Terminal stream transport gets a dedicated auth model:
mTLS at transport level on the node-facing gRPC endpoint using the node cert, or
short-lived API-issued node stream token bound to:
- node_id
- session_id
- allocation_id
- exp
Server verifies both:
the node identity
the terminal session binding
Terminal stream authorization does not depend on Traefik forwarding X-Forwarded-Tls-Client-Cert* headers.

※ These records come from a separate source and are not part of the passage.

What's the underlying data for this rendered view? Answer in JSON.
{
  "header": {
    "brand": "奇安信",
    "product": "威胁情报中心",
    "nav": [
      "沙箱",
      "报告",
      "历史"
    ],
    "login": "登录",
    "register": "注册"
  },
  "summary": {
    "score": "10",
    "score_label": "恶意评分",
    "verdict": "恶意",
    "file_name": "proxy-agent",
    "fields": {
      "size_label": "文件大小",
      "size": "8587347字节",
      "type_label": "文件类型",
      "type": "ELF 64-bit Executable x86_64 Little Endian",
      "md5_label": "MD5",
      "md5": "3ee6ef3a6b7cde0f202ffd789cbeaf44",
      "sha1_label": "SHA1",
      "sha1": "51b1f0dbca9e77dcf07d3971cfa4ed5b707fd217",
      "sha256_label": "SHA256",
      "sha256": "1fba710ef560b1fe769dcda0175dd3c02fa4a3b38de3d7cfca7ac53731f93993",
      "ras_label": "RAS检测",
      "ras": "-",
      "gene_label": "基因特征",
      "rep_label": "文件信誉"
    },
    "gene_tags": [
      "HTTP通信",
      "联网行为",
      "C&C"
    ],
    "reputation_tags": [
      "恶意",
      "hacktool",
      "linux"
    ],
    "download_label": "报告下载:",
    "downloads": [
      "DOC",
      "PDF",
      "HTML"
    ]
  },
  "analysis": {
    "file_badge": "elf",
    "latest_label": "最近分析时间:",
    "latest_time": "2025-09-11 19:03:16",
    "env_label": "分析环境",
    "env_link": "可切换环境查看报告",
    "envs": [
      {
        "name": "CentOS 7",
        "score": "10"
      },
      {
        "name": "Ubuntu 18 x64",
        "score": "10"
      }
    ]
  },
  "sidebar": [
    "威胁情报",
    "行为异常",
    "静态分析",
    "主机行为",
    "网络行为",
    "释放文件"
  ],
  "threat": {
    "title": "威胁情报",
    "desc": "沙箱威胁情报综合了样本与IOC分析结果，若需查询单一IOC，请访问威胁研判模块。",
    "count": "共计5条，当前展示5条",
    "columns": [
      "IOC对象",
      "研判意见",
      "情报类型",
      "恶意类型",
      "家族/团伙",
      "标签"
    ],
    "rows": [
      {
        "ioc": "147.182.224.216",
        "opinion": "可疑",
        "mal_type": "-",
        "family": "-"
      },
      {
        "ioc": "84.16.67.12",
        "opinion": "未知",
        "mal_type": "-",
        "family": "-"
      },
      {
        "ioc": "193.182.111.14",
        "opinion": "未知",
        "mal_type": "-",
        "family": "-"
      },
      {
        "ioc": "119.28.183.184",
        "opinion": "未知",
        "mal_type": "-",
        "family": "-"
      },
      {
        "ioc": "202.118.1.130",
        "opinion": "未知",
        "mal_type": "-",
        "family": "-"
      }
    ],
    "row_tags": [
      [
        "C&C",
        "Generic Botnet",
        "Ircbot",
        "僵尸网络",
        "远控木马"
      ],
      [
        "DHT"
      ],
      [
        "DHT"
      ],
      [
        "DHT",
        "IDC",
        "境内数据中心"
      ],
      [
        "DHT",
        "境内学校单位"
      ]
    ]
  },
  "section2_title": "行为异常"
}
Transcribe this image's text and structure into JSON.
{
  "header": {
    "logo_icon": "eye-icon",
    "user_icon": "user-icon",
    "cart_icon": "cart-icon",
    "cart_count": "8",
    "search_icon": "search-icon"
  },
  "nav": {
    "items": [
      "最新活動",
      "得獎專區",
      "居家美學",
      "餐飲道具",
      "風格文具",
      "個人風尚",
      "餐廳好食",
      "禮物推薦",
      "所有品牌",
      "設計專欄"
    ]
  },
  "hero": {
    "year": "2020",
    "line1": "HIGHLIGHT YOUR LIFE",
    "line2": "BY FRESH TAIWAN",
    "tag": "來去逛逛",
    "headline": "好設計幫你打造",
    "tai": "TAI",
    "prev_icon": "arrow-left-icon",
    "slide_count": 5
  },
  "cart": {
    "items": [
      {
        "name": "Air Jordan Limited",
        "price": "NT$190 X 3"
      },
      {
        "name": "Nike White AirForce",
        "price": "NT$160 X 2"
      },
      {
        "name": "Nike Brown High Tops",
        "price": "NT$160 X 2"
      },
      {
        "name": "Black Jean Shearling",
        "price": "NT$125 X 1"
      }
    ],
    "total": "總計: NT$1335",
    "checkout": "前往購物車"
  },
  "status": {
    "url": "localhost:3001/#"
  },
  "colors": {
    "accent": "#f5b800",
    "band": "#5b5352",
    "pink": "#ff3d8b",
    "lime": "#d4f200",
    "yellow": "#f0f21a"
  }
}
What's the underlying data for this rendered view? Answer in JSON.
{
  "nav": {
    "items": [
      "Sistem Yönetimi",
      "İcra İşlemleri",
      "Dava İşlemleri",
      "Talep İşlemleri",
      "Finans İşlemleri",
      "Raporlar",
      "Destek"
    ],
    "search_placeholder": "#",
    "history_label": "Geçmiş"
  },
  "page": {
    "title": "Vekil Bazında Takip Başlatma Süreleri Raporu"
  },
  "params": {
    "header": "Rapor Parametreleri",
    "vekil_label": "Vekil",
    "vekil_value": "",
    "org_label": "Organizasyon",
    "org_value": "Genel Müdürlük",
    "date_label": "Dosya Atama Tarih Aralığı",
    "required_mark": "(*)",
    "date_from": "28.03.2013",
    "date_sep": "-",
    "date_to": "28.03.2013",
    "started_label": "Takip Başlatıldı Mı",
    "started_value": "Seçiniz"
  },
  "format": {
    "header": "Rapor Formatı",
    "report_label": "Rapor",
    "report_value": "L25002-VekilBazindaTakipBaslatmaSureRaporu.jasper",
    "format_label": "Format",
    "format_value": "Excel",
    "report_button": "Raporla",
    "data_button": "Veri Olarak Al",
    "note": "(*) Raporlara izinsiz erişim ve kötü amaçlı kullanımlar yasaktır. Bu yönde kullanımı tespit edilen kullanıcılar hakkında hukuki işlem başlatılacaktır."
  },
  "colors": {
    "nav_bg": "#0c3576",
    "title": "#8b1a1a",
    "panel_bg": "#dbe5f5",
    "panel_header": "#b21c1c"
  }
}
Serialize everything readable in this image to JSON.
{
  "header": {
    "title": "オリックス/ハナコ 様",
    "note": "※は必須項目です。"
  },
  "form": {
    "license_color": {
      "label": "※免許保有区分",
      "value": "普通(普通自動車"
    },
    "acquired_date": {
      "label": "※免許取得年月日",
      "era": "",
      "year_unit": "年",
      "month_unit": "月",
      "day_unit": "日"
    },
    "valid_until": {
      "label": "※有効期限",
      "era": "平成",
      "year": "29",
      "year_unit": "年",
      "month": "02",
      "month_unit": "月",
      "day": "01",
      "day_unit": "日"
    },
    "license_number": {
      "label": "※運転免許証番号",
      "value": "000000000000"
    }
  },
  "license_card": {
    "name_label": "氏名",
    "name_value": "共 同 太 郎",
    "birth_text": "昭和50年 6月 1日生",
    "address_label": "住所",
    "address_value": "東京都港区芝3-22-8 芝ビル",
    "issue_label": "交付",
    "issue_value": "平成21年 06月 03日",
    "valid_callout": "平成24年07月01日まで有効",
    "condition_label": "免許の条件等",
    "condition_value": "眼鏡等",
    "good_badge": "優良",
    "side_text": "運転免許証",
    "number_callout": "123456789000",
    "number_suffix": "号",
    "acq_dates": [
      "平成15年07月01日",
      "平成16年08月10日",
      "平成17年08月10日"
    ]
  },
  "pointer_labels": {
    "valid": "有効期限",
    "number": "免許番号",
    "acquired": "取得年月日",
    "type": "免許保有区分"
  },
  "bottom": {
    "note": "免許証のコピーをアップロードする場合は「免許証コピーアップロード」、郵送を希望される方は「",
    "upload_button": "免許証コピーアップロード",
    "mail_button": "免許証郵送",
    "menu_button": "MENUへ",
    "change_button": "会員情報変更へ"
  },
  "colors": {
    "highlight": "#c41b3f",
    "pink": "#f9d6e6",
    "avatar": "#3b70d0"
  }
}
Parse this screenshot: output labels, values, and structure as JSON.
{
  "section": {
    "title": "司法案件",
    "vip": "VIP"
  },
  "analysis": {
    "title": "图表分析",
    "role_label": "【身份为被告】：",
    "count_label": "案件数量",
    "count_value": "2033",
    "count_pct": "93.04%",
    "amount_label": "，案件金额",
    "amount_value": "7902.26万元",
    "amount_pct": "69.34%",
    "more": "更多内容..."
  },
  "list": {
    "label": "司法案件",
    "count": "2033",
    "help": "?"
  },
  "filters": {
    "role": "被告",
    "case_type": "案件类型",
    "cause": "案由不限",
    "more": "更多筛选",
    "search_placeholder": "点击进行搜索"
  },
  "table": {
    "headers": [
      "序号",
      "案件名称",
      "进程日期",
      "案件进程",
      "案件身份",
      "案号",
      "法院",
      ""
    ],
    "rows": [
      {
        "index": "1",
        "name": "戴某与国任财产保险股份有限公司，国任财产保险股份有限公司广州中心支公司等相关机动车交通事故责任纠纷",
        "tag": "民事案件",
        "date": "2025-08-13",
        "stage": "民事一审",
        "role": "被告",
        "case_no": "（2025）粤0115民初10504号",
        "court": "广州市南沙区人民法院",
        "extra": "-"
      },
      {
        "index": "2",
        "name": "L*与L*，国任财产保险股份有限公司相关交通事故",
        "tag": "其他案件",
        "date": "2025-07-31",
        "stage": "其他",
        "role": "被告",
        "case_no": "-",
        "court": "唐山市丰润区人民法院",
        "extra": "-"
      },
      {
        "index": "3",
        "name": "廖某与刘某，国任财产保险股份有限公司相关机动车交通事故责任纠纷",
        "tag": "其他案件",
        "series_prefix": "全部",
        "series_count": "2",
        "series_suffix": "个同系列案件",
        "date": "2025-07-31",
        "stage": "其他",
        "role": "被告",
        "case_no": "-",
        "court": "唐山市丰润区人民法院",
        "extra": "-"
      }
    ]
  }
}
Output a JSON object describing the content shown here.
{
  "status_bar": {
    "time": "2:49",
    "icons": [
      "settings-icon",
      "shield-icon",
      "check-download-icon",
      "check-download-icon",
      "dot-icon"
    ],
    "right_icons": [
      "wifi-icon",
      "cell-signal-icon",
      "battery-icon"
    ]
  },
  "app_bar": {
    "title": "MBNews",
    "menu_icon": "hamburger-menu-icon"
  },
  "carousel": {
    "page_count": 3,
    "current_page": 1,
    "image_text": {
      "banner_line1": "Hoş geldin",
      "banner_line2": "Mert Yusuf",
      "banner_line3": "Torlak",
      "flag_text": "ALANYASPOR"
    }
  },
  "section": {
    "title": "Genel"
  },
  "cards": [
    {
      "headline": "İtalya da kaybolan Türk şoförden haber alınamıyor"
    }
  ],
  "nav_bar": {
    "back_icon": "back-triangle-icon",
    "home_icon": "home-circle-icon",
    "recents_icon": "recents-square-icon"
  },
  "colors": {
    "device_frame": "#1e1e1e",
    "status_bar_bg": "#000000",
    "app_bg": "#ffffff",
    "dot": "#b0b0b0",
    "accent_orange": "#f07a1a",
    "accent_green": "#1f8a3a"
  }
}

Preferred variant: - mTLS on the dedicated gRPC endpoint plus signed stream/session claims

Reason: - transport-level peer identity remains strong - session-level authorization remains explicit and auditable

Protocol Shape¶

Use a typed stream instead of free-form NDJSON frames.

Suggested messages:

TerminalOpen
TerminalReady
TerminalData
TerminalResize
TerminalClose
TerminalError
TerminalHeartbeat

Required invariants:

exactly one active terminal session per allocation unless future multiplexing is explicitly added
server-enforced TTL
explicit close reasons
correlation IDs carried end to end

Restart / Reconnect Model¶

The design should support restartability explicitly.

Requirements:

if terminal-gateway restarts:
browser reconnects with a new websocket
broker resumes or cleanly reopens the node stream for the existing live session
if node-agent restarts:
session is closed explicitly with a typed reason
UI gets a deterministic reconnectable/closed state
if control-plane broker restarts:
session registry rebuild is deterministic or active sessions are explicitly expired

Recommendation: - keep session registry in broker-owned durable/replicated state - support reopen-by-session semantics only if the PTY is still valid - otherwise close cleanly and require a fresh terminal.open

Do not infer reconnect state from transport side effects.

Migration Plan¶

Phase 1: Design and contract¶

define protobuf for node/control-plane terminal stream
define auth model for the node-facing gRPC endpoint
document session lifecycle and close semantics

Phase 2: Broker implementation¶

implement gRPC stream server in API or dedicated terminal broker
keep existing browser websocket contract unchanged
add typed session/state logging

Phase 3: Node-agent implementation¶

add gRPC terminal client in node-agent
keep old HTTP path behind a temporary feature flag for rollback only

Phase 4: Cutover¶

route a dev-control environment to the gRPC path
validate:
prompt delivery
keystroke echo
resize
disconnect
restart behavior
remove old NDJSON duplex relay after soak

Test Requirements¶

Minimum required before calling the redesign done:

unit tests for stream auth/session validation
integration test for node-agent <-> broker bidi stream
deployed-environment smoke that verifies:
prompt appears
typed key reaches PTY
shell echoes before disconnect
post-reimage terminal smoke
restart tests:
gateway restart
node-agent restart
broker restart

Decision¶

Do not continue incident-style fixes on the current NDJSON duplex relay.

Build a dedicated node-facing gRPC terminal stream with an explicit identity model, while preserving the browser websocket contract.